HomeFed Pays Heavy Price for Survival : S&Ls;: Sale of $836 million in loans is intended to lower capital requirements, but in so doing the thrift is jettisoning some of its best-performing assets.
SAN DIEGO — Troubled HomeFed Bank is rapidly downsizing in a frenetic bid to meet minimum regulatory capital requirements and to avert a possible government takeover.
But, as HomeFed’s recent bulk sale of loans to Union Bank of San Francisco illustrates, a problem thrift must pay a heavy price to shrink its assets: the first loans to go are usually those that provide the wounded thrift with much-needed profits.
The 210-branch savings and loan last week announced it was selling $800 million in high-quality home equity loans and loan commitments to Union Bank and $36 million in auto loans to Comerica of Detroit. The only home equity loans HomeFed will make at its branches will be done as an agent for U.S. Bancorp of Portland, Ore., with HomeFed receiving a fee for each loan closed.
The loan sales to Union Bank and Comerica will lower total assets at HomeFed, the nation’s fifth-largest thrift, to about $16 billion from as high as $19 billion last September. By year’s end, HomeFed will have shrunk by an additional $1 billion, to about $15 billion.
The loan sales were good news for HomeFed in the sense that reduced assets mean the S&L; needs less capital to protect against bad loans. That’s important because HomeFed is already deficient in one of three regulatory capital requirements and is soon to be short of another, HomeFed has disclosed.
HomeFed’s capital was ravaged by a $247.5-million net loss in 1990 and a $173.9-million loss in first-quarter 1991. The S&L;’s problems caused regulators to force HomeFed’s chief executive, Robert Adelizzi, to resign last month. HomeFed will soon submit a plan to regulators outlining how it will come back into capital compliance.

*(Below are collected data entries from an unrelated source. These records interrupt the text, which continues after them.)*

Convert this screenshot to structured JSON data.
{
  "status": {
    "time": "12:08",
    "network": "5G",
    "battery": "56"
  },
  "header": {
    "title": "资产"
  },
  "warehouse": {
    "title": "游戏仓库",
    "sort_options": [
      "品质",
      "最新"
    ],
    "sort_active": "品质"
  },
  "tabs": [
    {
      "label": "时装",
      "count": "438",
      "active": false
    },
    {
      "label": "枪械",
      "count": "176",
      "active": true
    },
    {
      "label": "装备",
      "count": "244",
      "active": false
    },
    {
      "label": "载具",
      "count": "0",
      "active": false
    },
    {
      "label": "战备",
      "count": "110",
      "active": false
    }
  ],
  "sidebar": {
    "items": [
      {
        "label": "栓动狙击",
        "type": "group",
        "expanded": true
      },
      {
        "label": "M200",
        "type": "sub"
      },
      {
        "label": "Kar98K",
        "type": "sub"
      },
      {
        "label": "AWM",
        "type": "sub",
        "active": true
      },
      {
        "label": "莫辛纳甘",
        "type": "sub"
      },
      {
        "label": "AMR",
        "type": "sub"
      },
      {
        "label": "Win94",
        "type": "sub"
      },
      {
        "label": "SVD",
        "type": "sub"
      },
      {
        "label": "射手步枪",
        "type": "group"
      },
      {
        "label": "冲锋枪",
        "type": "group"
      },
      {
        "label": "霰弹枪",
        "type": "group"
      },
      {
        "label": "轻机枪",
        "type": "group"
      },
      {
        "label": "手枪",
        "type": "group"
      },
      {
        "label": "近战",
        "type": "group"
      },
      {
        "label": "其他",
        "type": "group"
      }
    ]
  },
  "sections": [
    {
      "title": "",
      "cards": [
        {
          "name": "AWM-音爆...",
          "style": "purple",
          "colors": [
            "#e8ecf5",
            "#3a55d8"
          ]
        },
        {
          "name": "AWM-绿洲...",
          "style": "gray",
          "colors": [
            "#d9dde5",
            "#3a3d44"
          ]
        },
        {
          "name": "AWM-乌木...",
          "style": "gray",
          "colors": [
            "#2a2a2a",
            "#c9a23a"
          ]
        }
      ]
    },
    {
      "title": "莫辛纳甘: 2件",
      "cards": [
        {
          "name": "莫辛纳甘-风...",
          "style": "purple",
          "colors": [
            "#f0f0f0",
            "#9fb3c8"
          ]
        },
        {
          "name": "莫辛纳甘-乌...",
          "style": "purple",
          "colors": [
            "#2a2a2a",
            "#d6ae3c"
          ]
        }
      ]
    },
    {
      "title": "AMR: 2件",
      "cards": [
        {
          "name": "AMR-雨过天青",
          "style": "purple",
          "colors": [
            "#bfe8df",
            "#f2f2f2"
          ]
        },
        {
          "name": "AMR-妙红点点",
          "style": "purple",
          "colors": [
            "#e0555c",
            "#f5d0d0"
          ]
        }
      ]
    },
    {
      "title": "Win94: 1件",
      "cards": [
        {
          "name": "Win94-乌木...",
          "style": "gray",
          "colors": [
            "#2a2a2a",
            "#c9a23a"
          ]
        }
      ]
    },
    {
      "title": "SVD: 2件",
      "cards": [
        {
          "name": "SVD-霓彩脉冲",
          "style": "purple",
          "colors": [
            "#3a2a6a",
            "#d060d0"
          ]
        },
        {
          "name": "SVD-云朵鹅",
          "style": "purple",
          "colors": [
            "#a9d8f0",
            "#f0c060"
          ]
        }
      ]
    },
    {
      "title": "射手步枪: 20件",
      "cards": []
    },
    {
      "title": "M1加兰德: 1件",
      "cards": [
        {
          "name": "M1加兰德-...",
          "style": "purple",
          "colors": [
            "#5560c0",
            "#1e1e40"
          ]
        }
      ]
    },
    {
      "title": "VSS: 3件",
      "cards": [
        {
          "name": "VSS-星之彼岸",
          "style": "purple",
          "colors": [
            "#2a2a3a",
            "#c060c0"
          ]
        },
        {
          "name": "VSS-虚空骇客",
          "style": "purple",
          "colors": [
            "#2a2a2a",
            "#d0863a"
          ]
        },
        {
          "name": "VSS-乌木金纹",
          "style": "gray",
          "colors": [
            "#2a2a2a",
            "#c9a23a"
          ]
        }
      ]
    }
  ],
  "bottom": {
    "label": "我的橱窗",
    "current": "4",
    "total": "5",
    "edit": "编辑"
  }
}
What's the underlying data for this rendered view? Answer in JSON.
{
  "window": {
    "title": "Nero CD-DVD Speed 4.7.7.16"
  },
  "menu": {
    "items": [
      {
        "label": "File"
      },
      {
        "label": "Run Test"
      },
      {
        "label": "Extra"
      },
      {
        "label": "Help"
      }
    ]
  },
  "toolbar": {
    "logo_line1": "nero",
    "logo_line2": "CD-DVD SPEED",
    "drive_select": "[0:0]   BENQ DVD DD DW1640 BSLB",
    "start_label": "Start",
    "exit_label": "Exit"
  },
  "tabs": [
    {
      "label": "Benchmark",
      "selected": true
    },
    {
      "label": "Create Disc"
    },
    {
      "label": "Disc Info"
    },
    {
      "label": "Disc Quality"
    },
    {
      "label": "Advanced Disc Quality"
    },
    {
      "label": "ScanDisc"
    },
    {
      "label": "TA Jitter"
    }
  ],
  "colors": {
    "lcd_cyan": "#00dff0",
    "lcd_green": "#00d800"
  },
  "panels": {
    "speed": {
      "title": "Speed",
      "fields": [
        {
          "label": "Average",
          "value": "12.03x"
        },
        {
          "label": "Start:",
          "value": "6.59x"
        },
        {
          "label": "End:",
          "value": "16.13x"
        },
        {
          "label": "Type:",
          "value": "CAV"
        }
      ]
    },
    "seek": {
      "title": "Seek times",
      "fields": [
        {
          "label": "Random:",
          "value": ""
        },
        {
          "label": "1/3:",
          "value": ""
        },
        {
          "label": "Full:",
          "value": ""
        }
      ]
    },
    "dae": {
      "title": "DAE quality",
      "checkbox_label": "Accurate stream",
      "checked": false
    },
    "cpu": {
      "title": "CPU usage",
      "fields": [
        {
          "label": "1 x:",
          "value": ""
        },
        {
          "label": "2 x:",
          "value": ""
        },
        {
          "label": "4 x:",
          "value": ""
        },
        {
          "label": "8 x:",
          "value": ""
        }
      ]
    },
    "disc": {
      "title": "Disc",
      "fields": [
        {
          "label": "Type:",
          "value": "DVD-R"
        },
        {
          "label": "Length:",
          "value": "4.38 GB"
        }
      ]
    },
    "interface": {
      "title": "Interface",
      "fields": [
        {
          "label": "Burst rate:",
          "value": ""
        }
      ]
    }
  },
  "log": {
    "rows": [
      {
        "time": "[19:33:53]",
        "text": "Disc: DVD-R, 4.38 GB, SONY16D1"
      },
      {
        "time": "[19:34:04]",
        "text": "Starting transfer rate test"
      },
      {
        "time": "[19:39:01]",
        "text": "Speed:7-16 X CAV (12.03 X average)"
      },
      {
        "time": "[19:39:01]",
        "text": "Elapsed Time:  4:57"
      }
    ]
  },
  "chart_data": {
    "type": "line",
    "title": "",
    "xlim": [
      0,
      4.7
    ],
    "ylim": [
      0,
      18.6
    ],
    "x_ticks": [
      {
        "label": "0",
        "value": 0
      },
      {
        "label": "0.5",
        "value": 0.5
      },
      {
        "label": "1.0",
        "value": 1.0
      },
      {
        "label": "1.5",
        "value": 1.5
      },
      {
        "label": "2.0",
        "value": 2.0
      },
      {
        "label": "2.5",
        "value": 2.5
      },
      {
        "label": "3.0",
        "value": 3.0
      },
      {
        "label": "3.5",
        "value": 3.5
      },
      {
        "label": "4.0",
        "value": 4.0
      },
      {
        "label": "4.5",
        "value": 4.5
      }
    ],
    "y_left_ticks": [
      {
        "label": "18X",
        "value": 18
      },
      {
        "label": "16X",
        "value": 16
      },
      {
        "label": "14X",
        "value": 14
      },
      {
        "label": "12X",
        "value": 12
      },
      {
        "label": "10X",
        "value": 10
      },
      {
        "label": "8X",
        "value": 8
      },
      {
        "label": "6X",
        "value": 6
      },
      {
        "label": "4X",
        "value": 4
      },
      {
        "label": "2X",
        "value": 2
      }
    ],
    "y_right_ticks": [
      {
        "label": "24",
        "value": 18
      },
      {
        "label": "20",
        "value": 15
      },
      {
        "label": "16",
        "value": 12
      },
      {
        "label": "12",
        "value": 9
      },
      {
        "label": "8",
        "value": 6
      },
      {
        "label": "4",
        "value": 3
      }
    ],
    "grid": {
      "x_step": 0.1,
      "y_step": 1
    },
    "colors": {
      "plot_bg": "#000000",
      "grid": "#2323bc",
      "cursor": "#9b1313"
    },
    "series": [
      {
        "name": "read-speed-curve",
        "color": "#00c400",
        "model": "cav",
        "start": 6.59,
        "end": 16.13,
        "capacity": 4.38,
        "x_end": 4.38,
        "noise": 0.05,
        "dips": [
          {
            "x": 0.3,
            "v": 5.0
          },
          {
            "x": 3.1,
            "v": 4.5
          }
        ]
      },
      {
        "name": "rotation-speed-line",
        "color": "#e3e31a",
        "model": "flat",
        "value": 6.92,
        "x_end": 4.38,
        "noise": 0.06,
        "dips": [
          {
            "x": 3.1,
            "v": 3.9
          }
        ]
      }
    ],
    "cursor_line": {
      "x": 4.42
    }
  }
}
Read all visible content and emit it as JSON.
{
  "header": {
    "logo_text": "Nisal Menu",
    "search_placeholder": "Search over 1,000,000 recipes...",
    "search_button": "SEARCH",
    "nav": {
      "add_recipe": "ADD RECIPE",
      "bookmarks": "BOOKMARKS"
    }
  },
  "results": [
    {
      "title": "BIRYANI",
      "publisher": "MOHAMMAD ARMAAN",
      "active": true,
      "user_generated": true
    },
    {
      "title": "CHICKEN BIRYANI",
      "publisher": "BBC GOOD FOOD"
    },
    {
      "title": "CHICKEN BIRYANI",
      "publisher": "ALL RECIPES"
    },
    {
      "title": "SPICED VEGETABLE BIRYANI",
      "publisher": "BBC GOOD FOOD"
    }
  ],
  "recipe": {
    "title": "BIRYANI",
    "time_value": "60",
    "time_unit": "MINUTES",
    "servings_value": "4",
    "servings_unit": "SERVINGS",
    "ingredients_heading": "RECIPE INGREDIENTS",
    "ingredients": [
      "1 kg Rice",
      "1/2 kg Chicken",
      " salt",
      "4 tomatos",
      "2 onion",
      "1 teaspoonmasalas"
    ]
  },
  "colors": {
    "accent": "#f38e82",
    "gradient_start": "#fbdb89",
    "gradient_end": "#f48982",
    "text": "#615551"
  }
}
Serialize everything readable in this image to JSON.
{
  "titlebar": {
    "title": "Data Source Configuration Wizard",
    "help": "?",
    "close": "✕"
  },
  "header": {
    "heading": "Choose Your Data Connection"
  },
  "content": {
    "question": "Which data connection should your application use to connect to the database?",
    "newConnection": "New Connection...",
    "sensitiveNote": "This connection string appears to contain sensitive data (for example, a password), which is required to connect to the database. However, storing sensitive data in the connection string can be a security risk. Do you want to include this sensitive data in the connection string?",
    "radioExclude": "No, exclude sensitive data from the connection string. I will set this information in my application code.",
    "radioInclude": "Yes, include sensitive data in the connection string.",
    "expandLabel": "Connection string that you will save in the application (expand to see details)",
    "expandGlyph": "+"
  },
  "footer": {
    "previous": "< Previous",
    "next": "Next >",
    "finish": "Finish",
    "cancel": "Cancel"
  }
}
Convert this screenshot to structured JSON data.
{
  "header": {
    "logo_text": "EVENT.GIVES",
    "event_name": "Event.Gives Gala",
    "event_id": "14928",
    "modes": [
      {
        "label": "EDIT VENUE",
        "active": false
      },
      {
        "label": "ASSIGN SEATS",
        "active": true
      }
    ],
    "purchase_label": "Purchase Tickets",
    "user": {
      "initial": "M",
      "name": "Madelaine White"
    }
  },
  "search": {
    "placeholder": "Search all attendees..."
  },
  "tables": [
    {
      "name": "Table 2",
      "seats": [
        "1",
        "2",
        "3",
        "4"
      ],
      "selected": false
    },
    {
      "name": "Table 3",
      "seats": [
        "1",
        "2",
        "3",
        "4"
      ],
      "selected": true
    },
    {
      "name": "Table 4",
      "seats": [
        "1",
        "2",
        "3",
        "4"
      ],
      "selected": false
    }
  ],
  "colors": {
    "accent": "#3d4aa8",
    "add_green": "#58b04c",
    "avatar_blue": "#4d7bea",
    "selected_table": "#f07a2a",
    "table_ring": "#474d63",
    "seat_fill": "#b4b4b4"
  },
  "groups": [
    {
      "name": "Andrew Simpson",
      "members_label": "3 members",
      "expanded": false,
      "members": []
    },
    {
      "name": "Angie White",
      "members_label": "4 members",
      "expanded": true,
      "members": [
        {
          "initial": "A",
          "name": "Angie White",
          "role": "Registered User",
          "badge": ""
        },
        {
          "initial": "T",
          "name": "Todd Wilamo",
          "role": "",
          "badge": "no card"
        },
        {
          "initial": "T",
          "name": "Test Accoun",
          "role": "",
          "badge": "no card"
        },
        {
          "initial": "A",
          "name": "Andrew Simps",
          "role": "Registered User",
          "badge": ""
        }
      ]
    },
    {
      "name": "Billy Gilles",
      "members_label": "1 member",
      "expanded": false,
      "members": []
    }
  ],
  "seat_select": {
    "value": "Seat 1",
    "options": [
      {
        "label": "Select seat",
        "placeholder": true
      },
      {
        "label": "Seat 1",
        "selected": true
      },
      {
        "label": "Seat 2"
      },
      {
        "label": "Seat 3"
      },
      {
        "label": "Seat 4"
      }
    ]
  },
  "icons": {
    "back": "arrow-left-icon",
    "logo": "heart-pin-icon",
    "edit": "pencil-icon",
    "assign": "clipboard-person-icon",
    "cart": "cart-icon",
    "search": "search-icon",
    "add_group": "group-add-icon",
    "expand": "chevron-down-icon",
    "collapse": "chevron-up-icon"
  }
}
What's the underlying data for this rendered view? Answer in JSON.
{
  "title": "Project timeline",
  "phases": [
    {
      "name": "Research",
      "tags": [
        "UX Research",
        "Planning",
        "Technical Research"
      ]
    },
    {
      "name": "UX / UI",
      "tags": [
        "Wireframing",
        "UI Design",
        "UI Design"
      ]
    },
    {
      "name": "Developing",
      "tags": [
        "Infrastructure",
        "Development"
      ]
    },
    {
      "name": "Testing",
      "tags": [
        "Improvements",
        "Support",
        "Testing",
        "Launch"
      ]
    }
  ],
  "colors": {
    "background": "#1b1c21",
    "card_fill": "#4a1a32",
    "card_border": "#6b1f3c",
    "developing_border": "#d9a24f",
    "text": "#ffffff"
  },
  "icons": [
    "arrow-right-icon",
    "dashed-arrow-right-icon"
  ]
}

The sale of home-equity and car loans was particularly beneficial from a capital standpoint because the loans were deemed by regulators to be in the “risk-weighted” category of assets that require an S&L; to keep an even higher percentage of capital on hand than, say, for single-family mortgages.
The bad news is that HomeFed’s high-yield, home-equity loans were among the best performing assets in its portfolio, just the class of loans that an S&L; in HomeFed’s condition would prefer to hang onto. Of the 14,300 home-equity loan accounts that HomeFed is selling to Union Bank, only 11 are delinquent, HomeFed spokeswoman Kaye Rowan said Friday.
Sadly, HomeFed needs all the high-quality loans it can muster. It has a rising pile of nonearning assets--$1.47 billion as of March 31--that has begun to cut deeply into the S&L;’s income from lending activities.
HomeFed’s first-quarter net interest income, or income from loans and investments less interest paid to depositors, slipped to $82.8 million in first quarter 1991, down from $116 million for first quarter 1990.
“If you are short of equity, you have two choices: raise equity or lower assets,” said Gary Gordon, vice president and thrift analyst at PaineWebber in New York. “What kind of assets are you going to lower? You can’t get rid of the junk so you have to sell the good stuff. That’s what HomeFed did last week, and that’s what everyone in their position has to do.”
“Is it good news? Not particularly,” Gordon said. “What’s the advantage of getting rid of good assets? They’re getting rid of assets that are earning money.”
In an interview, Adelizzi said that HomeFed’s board of directors may still be up to six weeks away from naming his successor, but that he will stay on until his replacement is found. Adelizzi said he has still not decided what he will do once he leaves HomeFed.
HomeFed stock closed at $2.875, unchanged in New York Stock Exchange trading Monday.